Understanding who you’re talking to


When you settle down to start writing your marketing content, who or what are you thinking about?

Allowing spurious thoughts to enter your head while writing (such as what’s for tea tonight, or did you feed the cat this morning?), will lead to disjointed thoughts that have no focus

There should only be one thing on your mind when crafting your message: your audience.

Not only will that help you focus your writing on their needs, but it will also help you adopt the right approach. The tone (or voice) that you use in your content has a considerable impact on its success. The best way to make sure you hit the right note it to imagine you’re speaking with a customer and use the same structure and language in your written communications.

I am a great advocate of the natural/conversational approach – regardless of the industry you’re in. Some feel it’s too casual for their customers, but done well, a chatty, informal style can enhance every company’s marketing literature.

It works because it not only talks to the reader on an even level, it also doesn’t come across as an in your face sales pitch.

But there is something else you have to consider, how many people you are talking to?

How many people are in your audience?

Depending on the size of your company, you could be addressing hundreds, thousands or even millions of customers. That’s a lot of people with different needs, so how do you write one piece of text that keeps everyone happy?

The simple answer is that you can’t, which is why you have to develop a typical customer persona.

That customer has a problem. Your company provides the solution they need. That means to convince them you’re the perfect fit, you have to highlight the benefits of your solution and how it’s going to make their life easier.

Why only one person?

Well, if you try to talk to everyone your message will be confused, lengthy and probably very boring.

By focusing in on that one person, you will be able to have a one to one conversation as you would if they walked into your shop.

Just about every article you read on this subject will tell you to write in the second person, and I’m not going to contradict that. Filling your content with ‘you’ and ‘your’ helps improve engagement and make your content more relevant to the person who is reading it.

The result is content that ‘speaks’ to the reader, conveys the personality of your company and shows them how you are going to improve their life.

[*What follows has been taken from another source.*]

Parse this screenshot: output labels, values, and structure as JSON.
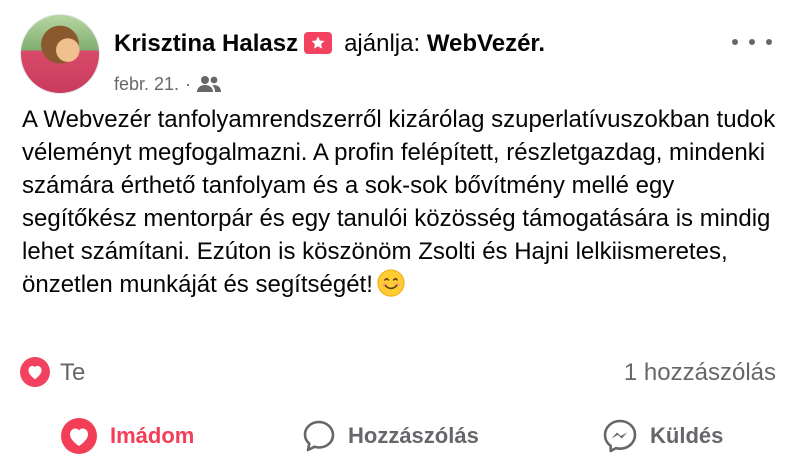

All of that is far more powerful than: “We produce widgets in a variety of colours.”

Next time you start to write some content for your marketing strategy remember:

  • Focus in on your typical customers
  • Identify the need they have and how you will help them
  • Show them the benefits you offer
  • Use a conversational style that addresses them directly

Any copywriter will tell you, you can’t be all things to all people. The service or product you sell exists to solve specific issues your customers are facing so it’s important to focus on that. The benefits will be universal, regardless of the specific background of individual customers. As soon as you try to satisfy everyone, your message will be lost in pile of boring fluff and bluster. Keeping to specifics will help  you focus your message to the benefits you bring to your customers’ lives.